Last year Mondelez, which makes Oreo and Chips Ahoy, retreated from its attempt to take over Hershey.

The tie-up between Kraft and Heinz was engineered by Warren Buffett’s Berkshire Hathaway and Brazillian investment firm 3G Capital, which has a history of taking over companies and aggressively cutting costs.

Executives pitched the deal as the path to enormous savings because the companies would be able to utilize the same manufacturing and distribution networks.

Bernardo Hees, the CEO of Kraft Heinz and a 3G partner, has made job cuts and is pursuing other savings, some of them granular.
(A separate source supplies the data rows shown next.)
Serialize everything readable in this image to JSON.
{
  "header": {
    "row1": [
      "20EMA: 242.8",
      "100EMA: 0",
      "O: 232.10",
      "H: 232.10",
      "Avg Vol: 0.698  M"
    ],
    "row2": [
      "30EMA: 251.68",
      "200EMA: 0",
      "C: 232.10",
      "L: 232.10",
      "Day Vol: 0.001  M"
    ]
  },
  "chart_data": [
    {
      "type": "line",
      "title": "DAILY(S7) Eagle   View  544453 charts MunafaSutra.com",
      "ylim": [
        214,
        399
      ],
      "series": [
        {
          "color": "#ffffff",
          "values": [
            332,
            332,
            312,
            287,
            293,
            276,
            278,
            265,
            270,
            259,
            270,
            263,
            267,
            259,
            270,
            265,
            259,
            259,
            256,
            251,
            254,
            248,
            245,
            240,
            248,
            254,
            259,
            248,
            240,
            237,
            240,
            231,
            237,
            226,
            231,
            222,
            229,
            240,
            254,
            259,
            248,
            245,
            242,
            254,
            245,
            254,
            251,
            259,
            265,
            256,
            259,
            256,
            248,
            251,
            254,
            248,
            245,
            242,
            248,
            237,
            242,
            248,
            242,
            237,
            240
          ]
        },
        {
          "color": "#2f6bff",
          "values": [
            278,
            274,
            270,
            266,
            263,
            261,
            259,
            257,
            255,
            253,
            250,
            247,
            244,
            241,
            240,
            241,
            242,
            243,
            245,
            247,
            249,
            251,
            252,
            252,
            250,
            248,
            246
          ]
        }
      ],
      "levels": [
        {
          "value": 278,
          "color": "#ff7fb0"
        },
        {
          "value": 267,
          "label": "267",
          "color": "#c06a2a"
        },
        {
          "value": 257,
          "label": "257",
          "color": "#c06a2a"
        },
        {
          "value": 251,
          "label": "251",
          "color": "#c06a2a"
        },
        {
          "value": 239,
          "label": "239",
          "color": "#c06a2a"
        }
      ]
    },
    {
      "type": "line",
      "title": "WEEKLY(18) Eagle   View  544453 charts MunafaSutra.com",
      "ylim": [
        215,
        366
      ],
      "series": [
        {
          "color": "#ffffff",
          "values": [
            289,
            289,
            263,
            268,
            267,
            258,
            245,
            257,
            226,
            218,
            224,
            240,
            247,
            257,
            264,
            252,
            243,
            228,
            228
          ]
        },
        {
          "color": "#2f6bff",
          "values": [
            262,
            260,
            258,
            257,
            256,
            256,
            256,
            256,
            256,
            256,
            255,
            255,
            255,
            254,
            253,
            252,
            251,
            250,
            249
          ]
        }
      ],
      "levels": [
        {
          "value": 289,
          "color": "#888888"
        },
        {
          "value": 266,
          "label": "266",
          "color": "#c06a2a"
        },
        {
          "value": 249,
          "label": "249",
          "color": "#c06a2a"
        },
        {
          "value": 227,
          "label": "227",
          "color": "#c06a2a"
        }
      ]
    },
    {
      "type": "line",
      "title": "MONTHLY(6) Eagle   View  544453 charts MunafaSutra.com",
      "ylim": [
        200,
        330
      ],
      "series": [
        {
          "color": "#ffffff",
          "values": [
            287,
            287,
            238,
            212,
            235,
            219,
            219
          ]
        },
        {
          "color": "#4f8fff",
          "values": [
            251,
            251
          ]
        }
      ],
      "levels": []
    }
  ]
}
In a memo sent to employees in the summer of 2015, Hees reminded them to print on both sides of the paper, reuse office supplies like binders and to turn off computers before leaving the office to cut down on energy costs.

The company also stopped stocking the corporate office with free Kraft snacks.

Coca Cola Co., General Mills Inc., Kellogg Co., and PepsiCo Inc., under pressure from Wall Street, have all slashed costs and are trying to find products that suit the fickle and shifting preferences of customers.

They’ve done that through an array of acquisitions of smaller, faster growing brands. Campbell Soup is trying to shed its canned-food image. It bought juice and bagged carrots maker Bolthouse. General Mills now owns Annie’s, Hormel owns Applegate meats and Justin’s nut butters, and Dr. Pepper recently bought Bai Brands, a maker of drinks sold as rich in antioxidants. But megadeals are harder to pull off.

Shares of Kraft Heinz rose 8 per cent Friday. Unilever PLC jumped almost 12 per cent.